内宮・外宮正殿の棟持柱は、まず宇治橋の鳥居として再利用されます。さらに20年後には、関の追分や桑名・七里の渡しの鳥居となり、正殿の柱となってから合計約60年間、役目を果たします。
そのほかの古材も、全国の神社の修理や再建などに活用されます。
したがって式年遷宮は、
木を伐る
木を使う
古材を再び生かす
新しい木を植える
という循環の仕組みを持っています。
新しくすることと、物を大切に使い切ることが両立しているのです。
10.「保存」とは何かを問いかける
一般的な文化財保存では、古い材料をできる限り残すことが重視されます。
これに対して式年遷宮では、社殿の材料そのものは新しくなります。しかし、
- 建物の姿
- 寸法と構造
- 建築技法
- 祭具の制作方法
- 儀式と作法
- 木材を育てる森林
- 地域の奉仕組織
が一体となって継承されます。
つまり、残されるのは古い一棟の建物だけではありません。建物を再び生み出すことのできる文化全体が保存されるのです。
11.第63回式年遷宮
次の第63回式年遷宮は、2033年秋の遷御の儀を目指して進められています。
関連する祭りと行事は2025年から始まり、2026年には御神体を納める器に関係する御用材の伐採儀式や、御用材を曳き入れる第一次御木曳行事などが行われています。

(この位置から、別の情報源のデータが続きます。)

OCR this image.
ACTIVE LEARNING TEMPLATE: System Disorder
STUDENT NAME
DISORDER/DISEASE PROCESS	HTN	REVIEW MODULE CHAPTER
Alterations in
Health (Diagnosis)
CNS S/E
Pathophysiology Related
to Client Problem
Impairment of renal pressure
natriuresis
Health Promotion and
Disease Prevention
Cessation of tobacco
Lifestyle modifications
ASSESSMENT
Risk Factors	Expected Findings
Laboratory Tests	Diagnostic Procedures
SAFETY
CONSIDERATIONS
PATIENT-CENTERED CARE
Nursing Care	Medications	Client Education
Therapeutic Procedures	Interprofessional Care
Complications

遷宮は2033年の一夜だけを指すのではありません。山から木を迎え、職人が技を磨き、人々が奉仕し、新宮を完成させるまでの8年余りの歩み全体が式年遷宮です。
まとめ――変わることで、変わらない
伊勢神宮の式年遷宮は、古い建物を壊して新しい建物へ交換するだけの行事ではありません。
そこには、
神様に常に清浄で瑞々しい宮にお鎮まりいただく祈り
古代の建築・工芸技術を次世代へ伝える知恵
地域の人々が力を合わせる奉仕
木を育て、使い、再び生かす自然との循環
国家と人々の平安を願う祈り
が込められています。
伊勢神宮は、古い材料を永久に固定することによって伝統を守ったのではありません。
20年ごとに新しく造り続けることによって、1300年前の姿と祈りを現在まで守ってきた
のです。
式年遷宮とは、変化を拒む伝統ではありません。変化を繰り返しながら、本質を決して失わない――日本文化における「継承」の一つの完成された姿なのです。